In Sports World, Solidarity Resonates More than Bombs | Sports Destination Management

In Sports World, Solidarity Resonates More than Bombs

Nov 18, 2015 | By: Mary Helen Sprecher

Sometimes, sports can divide the world. Sometimes, it can unite it, as totally unconnected people stretch out to show support. Case in point: the terrorist attacks in Paris.

While the world watched scenes of horror unfold in France’s capital city, the sports world carried the message that solidarity could resonate more loudly than any bomb blast.

On Friday, one of the blasts, which occurred outside Stade de France during a France/Germany soccer friendly, distracted players and spectators. USA Today noted the athletes in the thick of the game heard the noise but had no ideas of the devastation unfolding nearby and were stunned to be told of the carnage at the conclusion of the game.

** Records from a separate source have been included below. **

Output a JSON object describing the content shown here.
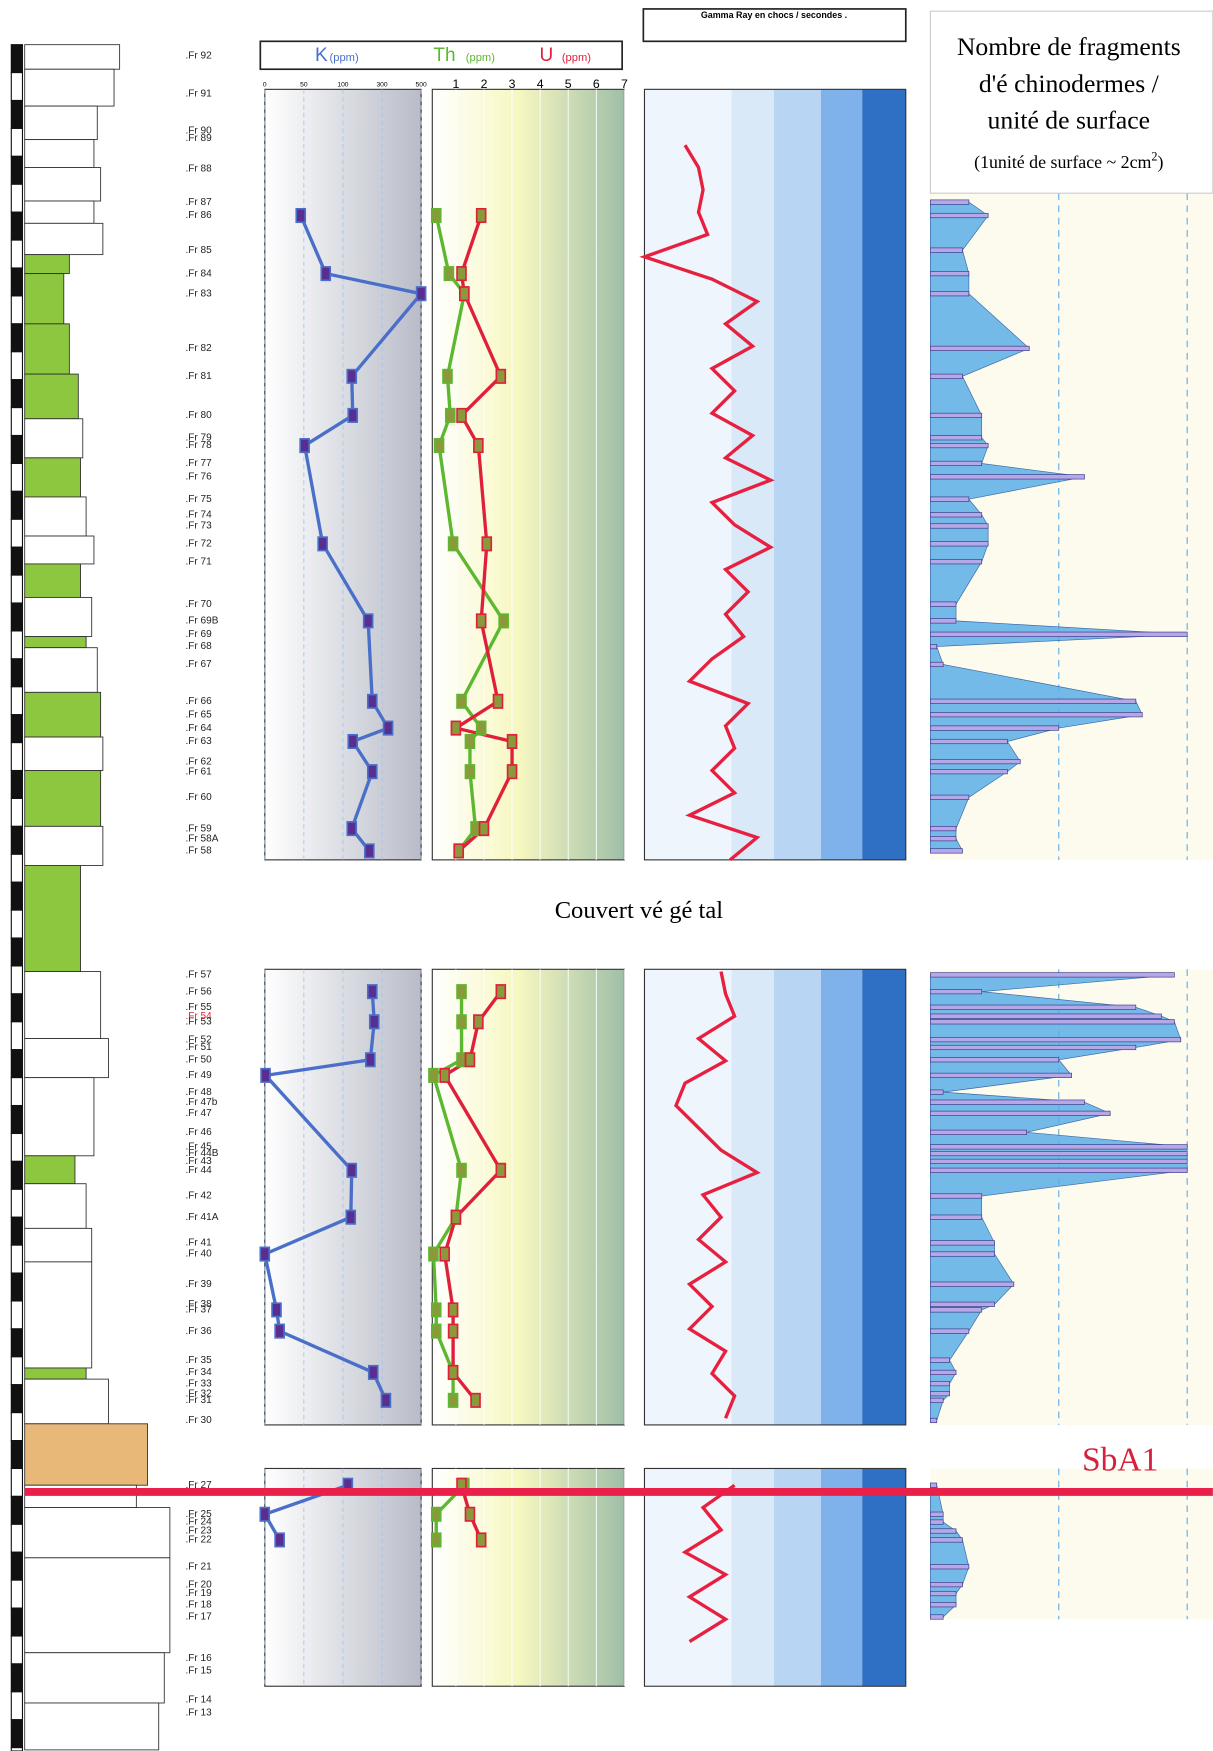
{
  "samples": [
    ".Fr 92",
    ".Fr 91",
    ".Fr 90",
    ".Fr 89",
    ".Fr 88",
    ".Fr 87",
    ".Fr 86",
    ".Fr 85",
    ".Fr 84",
    ".Fr 83",
    ".Fr 82",
    ".Fr 81",
    ".Fr 80",
    ".Fr 79",
    ".Fr 78",
    ".Fr 77",
    ".Fr 76",
    ".Fr 75",
    ".Fr 74",
    ".Fr 73",
    ".Fr 72",
    ".Fr 71",
    ".Fr 70",
    ".Fr 69B",
    ".Fr 69",
    ".Fr 68",
    ".Fr 67",
    ".Fr 66",
    ".Fr 65",
    ".Fr 64",
    ".Fr 63",
    ".Fr 62",
    ".Fr 61",
    ".Fr 60",
    ".Fr 59",
    ".Fr 58A",
    ".Fr 58",
    ".Fr 57",
    ".Fr 56",
    ".Fr 55",
    ".Fr 54",
    ".Fr 53",
    ".Fr 52",
    ".Fr 51",
    ".Fr 50",
    ".Fr 49",
    ".Fr 48",
    ".Fr 47b",
    ".Fr 47",
    ".Fr 46",
    ".Fr 45",
    ".Fr 44B",
    ".Fr 43",
    ".Fr 44",
    ".Fr 42",
    ".Fr 41A",
    ".Fr 41",
    ".Fr 40",
    ".Fr 39",
    ".Fr 38",
    ".Fr 37",
    ".Fr 36",
    ".Fr 35",
    ".Fr 34",
    ".Fr 33",
    ".Fr 32",
    ".Fr 31",
    ".Fr 30",
    ".Fr 27",
    ".Fr 25",
    ".Fr 24",
    ".Fr 23",
    ".Fr 22",
    ".Fr 21",
    ".Fr 20",
    ".Fr 19",
    ".Fr 18",
    ".Fr 17",
    ".Fr 16",
    ".Fr 15",
    ".Fr 14",
    ".Fr 13"
  ],
  "annotations": {
    "vegetation_gap": "Couvert vé gé tal",
    "boundary": "SbA1"
  },
  "chart_data": [
    {
      "type": "line",
      "categories": [
        ".Fr 86",
        ".Fr 84",
        ".Fr 83",
        ".Fr 81",
        ".Fr 80",
        ".Fr 78",
        ".Fr 72",
        ".Fr 69B",
        ".Fr 66",
        ".Fr 64",
        ".Fr 63",
        ".Fr 61",
        ".Fr 59",
        ".Fr 58",
        null,
        ".Fr 56",
        ".Fr 53",
        ".Fr 50",
        ".Fr 49",
        ".Fr 44",
        ".Fr 41A",
        ".Fr 40",
        ".Fr 37",
        ".Fr 36",
        ".Fr 34",
        ".Fr 31",
        null,
        ".Fr 27",
        ".Fr 25",
        ".Fr 22"
      ],
      "xlim": [
        0,
        500
      ],
      "xticks": [
        0,
        50,
        100,
        300,
        500
      ],
      "xscale": "segmented",
      "x2lim": [
        0,
        7
      ],
      "x2ticks": [
        1,
        2,
        3,
        4,
        5,
        6,
        7
      ],
      "grid": true,
      "series": [
        {
          "name": "K",
          "unit": "(ppm)",
          "color": "#4a6fc9",
          "axis": "x",
          "values": [
            46,
            78,
            500,
            145,
            150,
            51,
            74,
            229,
            250,
            331,
            150,
            250,
            145,
            235,
            null,
            250,
            260,
            240,
            1,
            145,
            140,
            0,
            15,
            19,
            255,
            320,
            null,
            125,
            0,
            19
          ]
        },
        {
          "name": "Th",
          "unit": "(ppm)",
          "color": "#5cb82e",
          "axis": "x2",
          "values": [
            0.3,
            0.75,
            1.3,
            0.7,
            0.8,
            0.4,
            0.9,
            2.7,
            1.2,
            1.9,
            1.5,
            1.5,
            1.7,
            1.1,
            null,
            1.2,
            1.2,
            1.2,
            0.2,
            1.2,
            1.0,
            0.2,
            0.3,
            0.3,
            0.9,
            0.9,
            null,
            1.3,
            0.3,
            0.3
          ]
        },
        {
          "name": "U",
          "unit": "(ppm)",
          "color": "#e0203a",
          "axis": "x2",
          "values": [
            1.9,
            1.2,
            1.3,
            2.6,
            1.2,
            1.8,
            2.1,
            1.9,
            2.5,
            1.0,
            3.0,
            3.0,
            2.0,
            1.1,
            null,
            2.6,
            1.8,
            1.5,
            0.6,
            2.6,
            1.0,
            0.6,
            0.9,
            0.9,
            0.9,
            1.7,
            null,
            1.2,
            1.5,
            1.9
          ]
        }
      ]
    },
    {
      "type": "gamma",
      "title": "Gamma Ray en chocs / secondes .",
      "xlim": [
        12,
        70
      ],
      "xticks": [
        20,
        30,
        40,
        50,
        60
      ],
      "color": "#e8203f",
      "values": [
        21,
        24,
        25,
        24,
        26,
        12,
        27,
        37,
        30,
        36,
        27,
        32,
        27,
        36,
        30,
        40,
        27,
        32,
        40,
        30,
        35,
        30,
        34,
        27,
        22,
        35,
        30,
        32,
        27,
        32,
        22,
        37,
        31,
        null,
        null,
        null,
        null,
        29,
        30,
        32,
        24,
        30,
        21,
        19,
        24,
        29,
        37,
        25,
        29,
        24,
        30,
        22,
        27,
        22,
        30,
        27,
        32,
        30,
        null,
        null,
        32,
        25,
        29,
        21,
        30,
        22,
        30,
        22
      ]
    },
    {
      "type": "hbar",
      "title": [
        "Nombre de fragments",
        "d'é chinodermes /",
        "unité de surface"
      ],
      "subtitle": [
        "(1unité de surface ~ 2cm",
        "2",
        ")"
      ],
      "xlim": [
        0,
        220
      ],
      "xticks": [
        100,
        200
      ],
      "grid": true,
      "color": "#5aaee8",
      "categories": [
        ".Fr 87",
        ".Fr 86",
        ".Fr 85",
        ".Fr 84",
        ".Fr 83",
        ".Fr 82",
        ".Fr 81",
        ".Fr 80",
        ".Fr 79",
        ".Fr 78",
        ".Fr 77",
        ".Fr 76",
        ".Fr 75",
        ".Fr 74",
        ".Fr 73",
        ".Fr 72",
        ".Fr 71",
        ".Fr 70",
        ".Fr 69B",
        ".Fr 69",
        ".Fr 68",
        ".Fr 67",
        ".Fr 66",
        ".Fr 65",
        ".Fr 64",
        ".Fr 63",
        ".Fr 62",
        ".Fr 61",
        ".Fr 60",
        ".Fr 59",
        ".Fr 58A",
        ".Fr 58",
        null,
        ".Fr 57",
        ".Fr 56",
        ".Fr 55",
        ".Fr 54",
        ".Fr 53",
        ".Fr 52",
        ".Fr 51",
        ".Fr 50",
        ".Fr 49",
        ".Fr 48",
        ".Fr 47b",
        ".Fr 47",
        ".Fr 46",
        ".Fr 45",
        ".Fr 44B",
        ".Fr 43",
        ".Fr 44",
        ".Fr 42",
        ".Fr 41A",
        ".Fr 41",
        ".Fr 40",
        ".Fr 39",
        ".Fr 38",
        ".Fr 37",
        ".Fr 36",
        ".Fr 35",
        ".Fr 34",
        ".Fr 33",
        ".Fr 32",
        ".Fr 31",
        ".Fr 30",
        null,
        ".Fr 27",
        ".Fr 25",
        ".Fr 24",
        ".Fr 23",
        ".Fr 22",
        ".Fr 21",
        ".Fr 20",
        ".Fr 19",
        ".Fr 18",
        ".Fr 17"
      ],
      "values": [
        30,
        45,
        25,
        30,
        30,
        77,
        25,
        40,
        40,
        45,
        40,
        120,
        30,
        40,
        45,
        45,
        40,
        20,
        20,
        200,
        5,
        10,
        160,
        165,
        100,
        60,
        70,
        60,
        30,
        20,
        20,
        25,
        null,
        190,
        40,
        160,
        180,
        190,
        195,
        160,
        100,
        110,
        10,
        120,
        140,
        75,
        200,
        200,
        200,
        200,
        40,
        40,
        50,
        50,
        65,
        50,
        40,
        30,
        15,
        20,
        15,
        15,
        10,
        5,
        null,
        5,
        10,
        10,
        20,
        25,
        30,
        25,
        20,
        20,
        10
      ]
    }
  ]
}
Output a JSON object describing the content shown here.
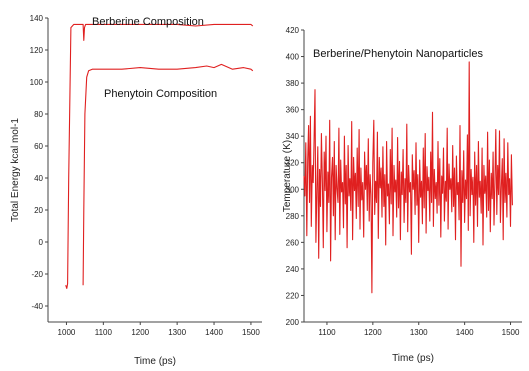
{
  "chart_data": [
    {
      "type": "line",
      "xlabel": "Time (ps)",
      "ylabel": "Total Energy kcal mol-1",
      "xlim": [
        950,
        1530
      ],
      "ylim": [
        -50,
        140
      ],
      "x_ticks": [
        "1000",
        "1100",
        "1200",
        "1300",
        "1400",
        "1500"
      ],
      "y_ticks": [
        "-40",
        "-20",
        "0",
        "20",
        "40",
        "60",
        "80",
        "100",
        "120",
        "140"
      ],
      "grid": false,
      "annotations": [
        "Berberine Composition",
        "Phenytoin Composition"
      ],
      "series": [
        {
          "name": "Berberine Composition",
          "color": "#e02020",
          "x": [
            998,
            1001,
            1003,
            1006,
            1012,
            1020,
            1035,
            1045,
            1047,
            1049,
            1052,
            1070,
            1100,
            1150,
            1200,
            1250,
            1300,
            1350,
            1400,
            1450,
            1500,
            1505
          ],
          "y": [
            -27,
            -29,
            -26,
            40,
            134,
            136,
            136,
            136,
            126,
            134,
            136,
            136,
            136,
            136,
            136,
            136,
            136,
            135,
            136,
            136,
            136,
            135
          ]
        },
        {
          "name": "Phenytoin Composition",
          "color": "#e02020",
          "x": [
            1045,
            1047,
            1050,
            1055,
            1060,
            1070,
            1080,
            1100,
            1150,
            1200,
            1250,
            1300,
            1350,
            1380,
            1400,
            1420,
            1450,
            1480,
            1500,
            1505
          ],
          "y": [
            -27,
            20,
            80,
            103,
            107,
            108,
            108,
            108,
            108,
            109,
            108,
            108,
            109,
            110,
            109,
            111,
            108,
            109,
            108,
            107
          ]
        }
      ]
    },
    {
      "type": "line",
      "title": "Berberine/Phenytoin Nanoparticles",
      "xlabel": "Time (ps)",
      "ylabel": "Temperature (K)",
      "xlim": [
        1050,
        1525
      ],
      "ylim": [
        200,
        420
      ],
      "x_ticks": [
        "1100",
        "1200",
        "1300",
        "1400",
        "1500"
      ],
      "y_ticks": [
        "200",
        "220",
        "240",
        "260",
        "280",
        "300",
        "320",
        "340",
        "360",
        "380",
        "400",
        "420"
      ],
      "grid": false,
      "series": [
        {
          "name": "Berberine/Phenytoin Nanoparticles",
          "color": "#e02020",
          "x_start": 1050,
          "x_step": 2,
          "y": [
            310,
            295,
            335,
            265,
            322,
            348,
            290,
            355,
            272,
            318,
            305,
            338,
            375,
            260,
            300,
            332,
            248,
            315,
            287,
            342,
            305,
            256,
            328,
            299,
            340,
            268,
            313,
            290,
            352,
            246,
            309,
            324,
            280,
            336,
            262,
            318,
            301,
            290,
            346,
            266,
            322,
            298,
            305,
            271,
            340,
            289,
            318,
            256,
            333,
            295,
            308,
            284,
            351,
            262,
            324,
            299,
            312,
            278,
            331,
            287,
            345,
            270,
            316,
            292,
            305,
            264,
            328,
            300,
            318,
            284,
            338,
            276,
            311,
            296,
            222,
            320,
            352,
            281,
            306,
            290,
            343,
            263,
            324,
            301,
            316,
            279,
            332,
            287,
            311,
            258,
            336,
            295,
            304,
            274,
            330,
            289,
            346,
            265,
            318,
            298,
            307,
            279,
            339,
            286,
            321,
            262,
            313,
            296,
            330,
            275,
            308,
            290,
            349,
            268,
            318,
            298,
            305,
            251,
            326,
            300,
            314,
            281,
            335,
            288,
            311,
            260,
            322,
            294,
            306,
            274,
            331,
            286,
            342,
            267,
            317,
            299,
            309,
            276,
            328,
            290,
            358,
            272,
            315,
            293,
            305,
            282,
            336,
            288,
            323,
            264,
            310,
            297,
            331,
            276,
            306,
            291,
            346,
            270,
            319,
            300,
            308,
            283,
            333,
            287,
            316,
            262,
            325,
            296,
            305,
            277,
            348,
            242,
            314,
            290,
            329,
            275,
            307,
            293,
            341,
            269,
            396,
            280,
            315,
            296,
            309,
            260,
            328,
            288,
            318,
            272,
            336,
            294,
            306,
            282,
            331,
            258,
            318,
            297,
            310,
            279,
            343,
            284,
            322,
            268,
            312,
            293,
            328,
            273,
            305,
            345,
            281,
            318,
            296,
            344,
            275,
            301,
            323,
            262,
            338,
            290,
            312,
            279,
            335,
            296,
            308,
            272,
            326,
            288
          ]
        }
      ]
    }
  ]
}
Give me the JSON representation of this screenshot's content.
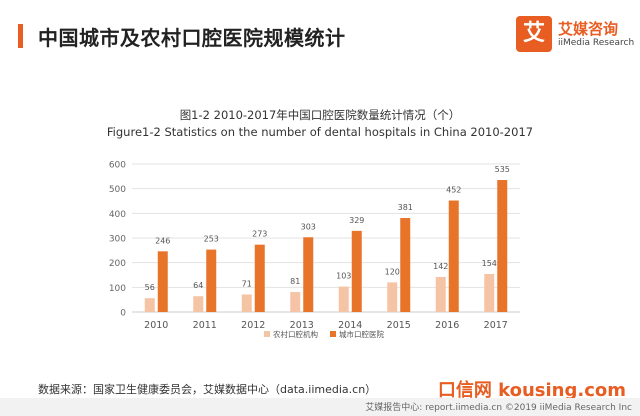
{
  "header": {
    "title": "中国城市及农村口腔医院规模统计",
    "accent_color": "#e85d22"
  },
  "logo": {
    "mark": "艾",
    "name_cn": "艾媒咨询",
    "name_en": "iiMedia Research",
    "color": "#e85d22"
  },
  "chart_data": {
    "type": "bar",
    "title": "图1-2 2010-2017年中国口腔医院数量统计情况（个）",
    "subtitle": "Figure1-2 Statistics on the number of dental hospitals in China 2010-2017",
    "categories": [
      "2010",
      "2011",
      "2012",
      "2013",
      "2014",
      "2015",
      "2016",
      "2017"
    ],
    "series": [
      {
        "name": "农村口腔机构",
        "color": "#f5c4a5",
        "values": [
          56,
          64,
          71,
          81,
          103,
          120,
          142,
          154
        ]
      },
      {
        "name": "城市口腔医院",
        "color": "#e8742a",
        "values": [
          246,
          253,
          273,
          303,
          329,
          381,
          452,
          535
        ]
      }
    ],
    "ylim": [
      0,
      600
    ],
    "yticks": [
      0,
      100,
      200,
      300,
      400,
      500,
      600
    ],
    "grid": true,
    "legend": "bottom-center"
  },
  "footer": {
    "source": "数据来源：国家卫生健康委员会，艾媒数据中心（data.iimedia.cn）",
    "watermark": "口信网 kousing.com",
    "copyright": "艾媒报告中心: report.iimedia.cn  ©2019  iiMedia Research Inc"
  }
}
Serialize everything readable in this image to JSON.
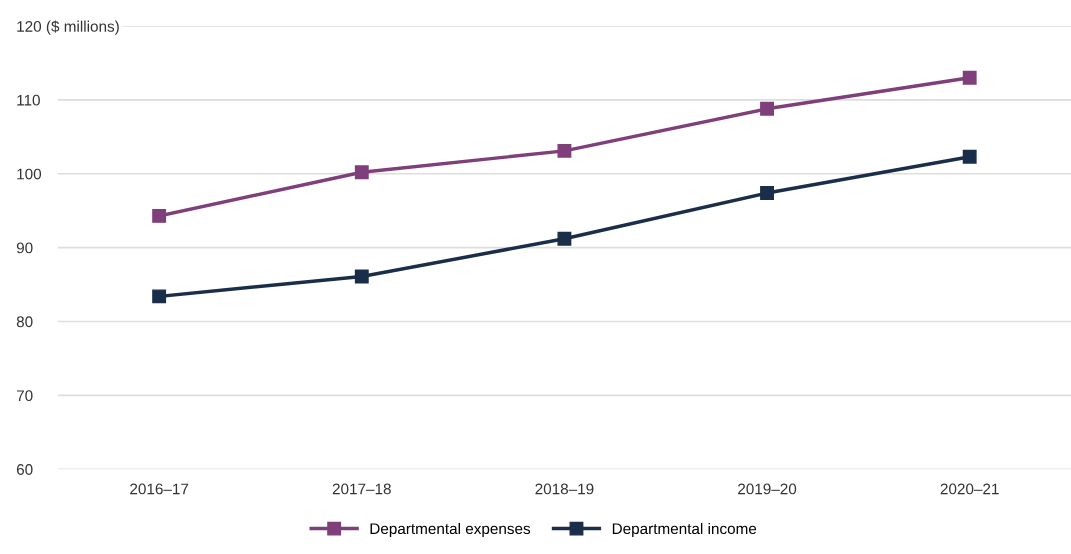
{
  "chart_data": {
    "type": "line",
    "categories": [
      "2016–17",
      "2017–18",
      "2018–19",
      "2019–20",
      "2020–21"
    ],
    "series": [
      {
        "name": "Departmental expenses",
        "color": "#7f3f7a",
        "values": [
          94.3,
          100.2,
          103.1,
          108.8,
          113.0
        ]
      },
      {
        "name": "Departmental income",
        "color": "#1a2e4a",
        "values": [
          83.4,
          86.1,
          91.2,
          97.4,
          102.3
        ]
      }
    ],
    "ylim": [
      60,
      120
    ],
    "yticks": [
      60,
      70,
      80,
      90,
      100,
      110,
      {
        "value": 120,
        "label": "120 ($ millions)"
      }
    ],
    "grid": "y",
    "legend": "bottom",
    "marker": "square",
    "line_style": "solid"
  }
}
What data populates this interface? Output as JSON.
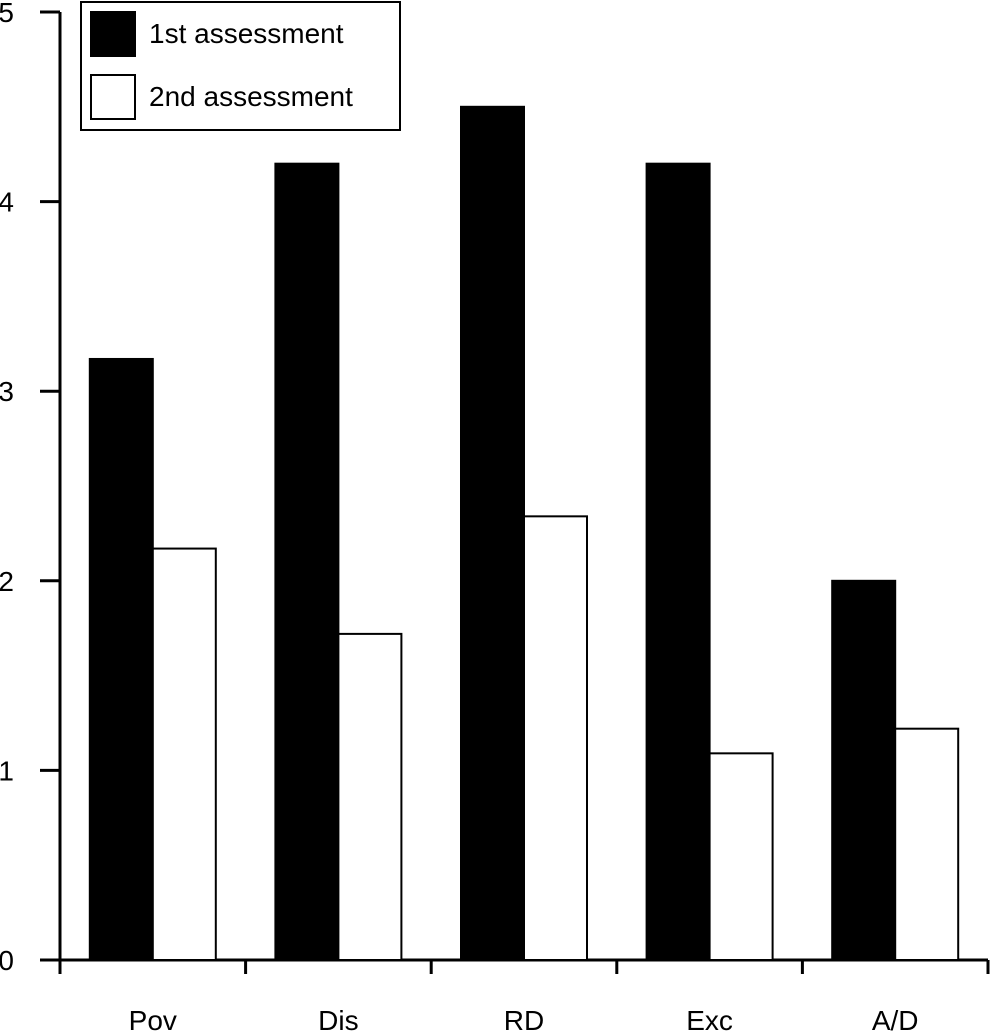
{
  "chart_data": {
    "type": "bar",
    "categories": [
      "Pov",
      "Dis",
      "RD",
      "Exc",
      "A/D"
    ],
    "series": [
      {
        "name": "1st assessment",
        "values": [
          3.17,
          4.2,
          4.5,
          4.2,
          2.0
        ],
        "color": "#000000"
      },
      {
        "name": "2nd assessment",
        "values": [
          2.17,
          1.72,
          2.34,
          1.09,
          1.22
        ],
        "color": "#ffffff"
      }
    ],
    "ylim": [
      0,
      5
    ],
    "yticks": [
      "0",
      "1",
      "2",
      "3",
      "4",
      "5"
    ],
    "title": "",
    "xlabel": "",
    "ylabel": "",
    "grid": false,
    "legend_position": "top-left"
  }
}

Although the game continued, people began to leave the stadium here and there as news filtered in. But  most stayed in the stadium and when the game ended, spectators invaded the field, wandering around in shock and looking for their friends on both sides of the field. Ultimately, the stadium was evacuated and as people filed out, both French and German spectators waved flags, linked arms and sang La Marseillaise, the national anthem of France, over and over. Clearly one of the most emotional moments to be captured on cell phone cameras and posted to social media, the video was retweeted over and over.

Since many of those coming out of the stadium (and other places affected) could not use transit or streets to get home, social media helped fill the void. The hashtag #PorteOuverte (open door) was first used by a French journalist, Sylvain Lapois, to invite those with no place to go to come and stay in a safe place. Everyone from homes to schools to churches to mosques and temples picked it up. Two hours later, there were more than 6,900 tweets per minute with #PorteOuverte and variations of it. Within 10 hours, there were about 1 million tweets. With borders closed to France, travelers couldn’t get home. In the U.S., by Saturday afternoon, 26,000 tweets had used #strandedinUS, a hashtag for Americans offering their homes to stranded French travelers. CNN even reported taxis turning off their meters to help people get home free of charge.

And on Tuesday, while the rest of the world was still trying to find its footing, the sports world showed it was undaunted. A France/England friendly, scheduled for London’s Wembley Stadium, went on as anticipated.

USA Today noted, “The decision was taken, swiftly, decisively and with a broader focus in mind, to play on through the pain and participate in Tuesday’s match, to refuse to give in to those who would disrupt life and spread fear. In the aftermath of the horrific terror attack on Paris it would have been the logical step to cancel the game. Such a choice was open to France’s players and their federation, a choice they opted to forsake.”

In the meantime, sports teams around the world reached out with messages of support. The link at the bottom of this story leads to photos of everything from the NBA to college football to professional golf to the NHL to even the U.S. Naval Academy’s color guard, who chose to fly a French Flag. Oh, and NASCAR too. Yes, NASCAR. Some messages were hand-penned on hats or shirts, some included the anthem and some simply asked people to stand in silence but all sent one message: we’re with you, France. We’re all one.

Athletes (and everyone else) lined up to give blood. People donated to their local Red Cross, hoping to help. And in Wembley, well ahead of the match, the French flag’s colors of red, white and blue were lit on the stadium’s iconic arch and a symbolic silence was planned to commemorate those who were lost as Paris came under fire.

And while friendly matches like the one at Wembley, are generally considered throw-aways, USA Today noted this one has a more important meaning:  “If nothing else, if this is a friendly that truly espouses friendship, it won’t have been pointless at all.”